I'm following an article where I've got a hash table with a fixed number of 2048 baskets.
The hash function takes a pointer and the hash table itself, treats the address as a bit-pattern, shifts it right three bits and reduces it modulo the size of the hash table (2048):
(It's written as a macro in this case):
#define hash(p, t) (((unsigned long)(p) >> 3) & \
(sizeof(t) / sizeof((t)[0]) - 1))
The article, however, doesn't elaborate on why it's right-shifting the address by three bits (and it seems a bit arbitrary at first). My first guess was that the reason is to sort of group pointers with a similar address by cutting off the last three bits but I don't see how this would be useful given that most addresses allocated for one application have similar addresses anyway; take this as an example:
#include <stdio.h>
int main()
{
int i1 = 0, i2 = 0, i3 = 0;
printf("%p\n", &i1);
printf("%p\n", &i2);
printf("%p\n", &i3);
printf("%lu\n", ((unsigned long)(&i1) >> 3) & 2047); // Provided that the size of the hash table is 2048.
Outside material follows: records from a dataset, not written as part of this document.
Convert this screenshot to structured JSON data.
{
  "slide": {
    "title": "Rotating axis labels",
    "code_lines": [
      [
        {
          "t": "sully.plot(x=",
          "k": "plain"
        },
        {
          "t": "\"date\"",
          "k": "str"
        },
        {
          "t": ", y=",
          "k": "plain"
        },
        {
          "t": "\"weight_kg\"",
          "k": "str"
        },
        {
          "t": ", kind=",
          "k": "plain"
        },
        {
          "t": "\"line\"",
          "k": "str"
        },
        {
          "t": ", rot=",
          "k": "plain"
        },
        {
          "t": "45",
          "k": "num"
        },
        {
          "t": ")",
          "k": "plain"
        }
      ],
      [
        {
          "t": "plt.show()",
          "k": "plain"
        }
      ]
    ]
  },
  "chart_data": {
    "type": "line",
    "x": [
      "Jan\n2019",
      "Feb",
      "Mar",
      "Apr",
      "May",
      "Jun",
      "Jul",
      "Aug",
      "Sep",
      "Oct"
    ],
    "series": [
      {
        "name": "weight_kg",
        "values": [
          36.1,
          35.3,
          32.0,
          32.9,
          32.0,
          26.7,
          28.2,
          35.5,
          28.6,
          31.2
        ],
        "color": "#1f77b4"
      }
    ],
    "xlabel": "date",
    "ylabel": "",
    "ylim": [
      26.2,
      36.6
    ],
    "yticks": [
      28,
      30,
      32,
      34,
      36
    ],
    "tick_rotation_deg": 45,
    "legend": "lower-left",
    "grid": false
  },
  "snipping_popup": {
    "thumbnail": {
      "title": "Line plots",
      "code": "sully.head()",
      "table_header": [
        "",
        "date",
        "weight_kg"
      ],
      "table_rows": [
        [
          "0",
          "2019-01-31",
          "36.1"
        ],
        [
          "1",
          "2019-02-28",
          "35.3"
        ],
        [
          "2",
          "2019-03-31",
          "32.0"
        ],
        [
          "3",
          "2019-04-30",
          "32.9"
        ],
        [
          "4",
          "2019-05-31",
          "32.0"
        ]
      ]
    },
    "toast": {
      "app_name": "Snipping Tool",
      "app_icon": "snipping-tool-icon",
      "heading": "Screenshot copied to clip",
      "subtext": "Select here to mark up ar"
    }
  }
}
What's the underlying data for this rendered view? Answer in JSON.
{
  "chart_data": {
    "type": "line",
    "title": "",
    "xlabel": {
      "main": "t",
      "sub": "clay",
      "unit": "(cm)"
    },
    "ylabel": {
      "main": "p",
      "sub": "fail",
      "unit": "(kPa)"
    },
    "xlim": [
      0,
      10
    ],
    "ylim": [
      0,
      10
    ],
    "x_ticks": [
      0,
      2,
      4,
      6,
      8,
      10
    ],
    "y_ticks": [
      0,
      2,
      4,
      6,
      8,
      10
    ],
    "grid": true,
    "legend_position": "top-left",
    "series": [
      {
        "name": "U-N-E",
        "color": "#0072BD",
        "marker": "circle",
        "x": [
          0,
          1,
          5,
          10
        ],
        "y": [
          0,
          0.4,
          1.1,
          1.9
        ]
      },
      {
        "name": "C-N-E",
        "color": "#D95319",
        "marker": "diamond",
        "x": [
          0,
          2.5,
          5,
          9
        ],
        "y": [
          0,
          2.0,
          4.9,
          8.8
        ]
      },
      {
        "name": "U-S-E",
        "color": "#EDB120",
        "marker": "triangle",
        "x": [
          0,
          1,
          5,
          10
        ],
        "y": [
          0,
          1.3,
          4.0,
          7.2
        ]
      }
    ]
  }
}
printf("%lu\n", ((unsigned long)(&i2) >> 3) & 2047);
printf("%lu", ((unsigned long)(&i3) >> 3) & 2047);
return 0;
}
Also, I'm wondering why it's choosing 2048 as a fixed size and if this is in relation to the three-bit shift.
For reference, the article is an extract from "C Interfaces and Implementations, Techniques for creating reusable software" by David P. Hanson.
Memory allocations must be properly aligned. I.e. the hardware may specify that an int
should be aligned to a 4-byte boundary, or that a double
should be aligned to 8 bytes. This means that the last two address bits for an int
must be zero, three bits for the double
.
Now, C allows you to define complex structures which mix char
, int
, long
, float
, and double
fields (and more). And while the compiler can add padding to align the offsets to the fields to the appropriate boundaries, the entire structure must also be properly aligned to the largest alignment that one of its members uses.
malloc()
does not know what you are going to do with the memory, so it must return an allocation that's aligned for the worst case. This alignment is specific to the platform, but it's generally not less than 8-byte alignment. A more typical value today is 16-byte alignment.
So, the hash algorithm simply cuts off the three bits of the address which are virtually always zero, and thus less than worthless for a hash value. This easily reduces the number of hash collisions by a factor of 8. (The fact that it only cuts off 3-bits indicates that the function was written a while ago. Today it should be programmed to cut off four bits.)